Untuk diketahui Muhammad telah mangkir tiga kali dari panggilan penyidik. Bahkan, dia turut memberikan perlawanan kepada Polda Riau dengan mengajukan upaya hukum praperadilan atas penetapan tersangkanya.

Hal itu diketahui berdasarkan website http://sipp.pn-pekanbaru.go.id. Gugatan itu didaftarkan ke PN Pekanbaru pada Rabu (26/2) kemarin. Gugatan praperadilan itu teregister dengan nomor perkara : 4/Pid.Pra/2020/PN Pbr. Sedangkan, pihak termohon dalam gugatan tersebut adalah penyidik pada Direktorat Reserse Kriminal Khusus (Ditreskrimsus) Polda Riau dan pemohonnya Muhammad melalui Tim Kuasa Hukumnya dari Kantor Hukum Bris & Partners.

Dari website resmi PN Pekanbaru diketahui sidang perdana praperadilan itu rencananya digelar di Ruang Sidang Mudjono SH, Selasa (10/3) mendatang. Sementara isi petitum permohonan di antaranya Muhammad menyatakan bahwa penyidik Ditreskrimsus Polda Riau tidak cukup bukti dalam menetapkan dirinya sebagai tersangka.

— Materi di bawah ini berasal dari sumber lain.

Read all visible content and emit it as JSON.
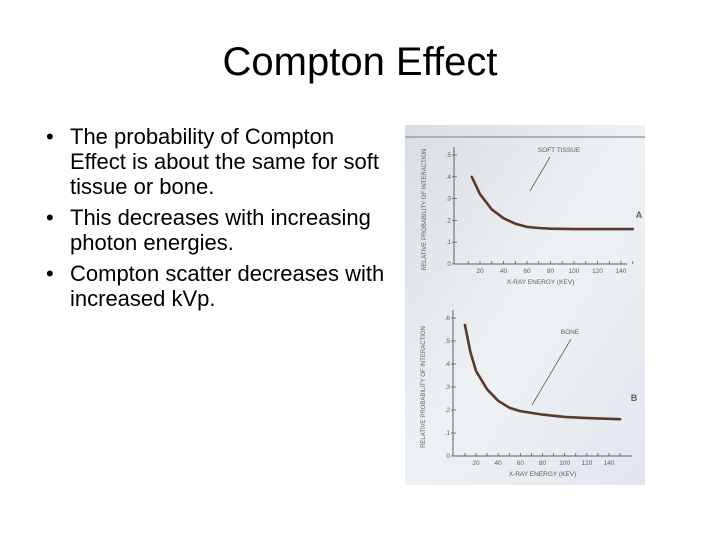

Muhammad menilai, penetapan tersangka itu dilakukan dengan tidak terpenuhinya prosedur menurut ketentuan peraturan-perundang undangan yang berlaku. Selain itu, Direktorat Reserse Kriminal Khusus adalah tidak sah dan tidak berdasarkan atas hukum dan oleh karenanya penetapan tersangka a quo tidak mempunyai kekuatan hukum mengikat.

Sejatinya, Muhammad dipanggil untuk pertama kali pada Kamis (6/2) lalu. Dia direncanakan bakal diperiksa untuk dimintai keterangan setelah ditetapkan sebagai tersangka keempat dalam perkara rasuah senilai Rp3,4 miliar. Namun, orang nomor dua di Negeri Sri Junjungan tidak hadir tanpa asalan yang jelas.

Atas kondisi ini, penyidik kembali melayangkan surat pemanggilan kedua, Senin (10/2) dan susul panggilan ketiga pada, Rabu (25/2) lalu. Akan tetapi, terhadap panggilan itu Muhammad lagi-lagi mengabaikannya.

Orang nomor dua di Negeri Sri Junjungan itu ditetapkan sebagai tersangka keempat dalam dugaan korupsi pengadaan dan pemasangan pipa transmisi PDAM di Tembilahan, Indragiri Hilir (Inhil). Penetapan ini diketahui berdasarkan Surat Perintah Dimulainya Penyidikan (SPDP) yang diterima Kejati Riau tertanggal 3 Februari 2020 lalu.

Penetapan ini bukan suatu hal yang mengejutkan. Mengingat pada rasauh itu, Muhammad melakukan perbuatan melawan hukum di antaranya menyetujui dan menandatangani berita acara pembayaran, surat perintah membayar (SPM), Kwitansi, Surat pernyataan kelengkapan dana. Meski yang faktanya mengetahui terdapat dokumen yang tidak sah serta tidak dapat dipergunakan untuk kelengkapan pembayaran.

Selanjutnya, menerbitkan dan tandatangani SPM. Meski telah telah diberitahukan oleh Edi Mufti, jika dokumen seperti laporan harian, mingguan dan bulanan yang menjadi lampiran kelengkapan permintaan pembayaran belum lengkap. Dengan alasan anggaran akhir tahun dan takut dikembalikan kalau tidak dilakukan pencairan. Lalu, menandatangi dokumen PHO yang tidak benar dengan alasan khilaf.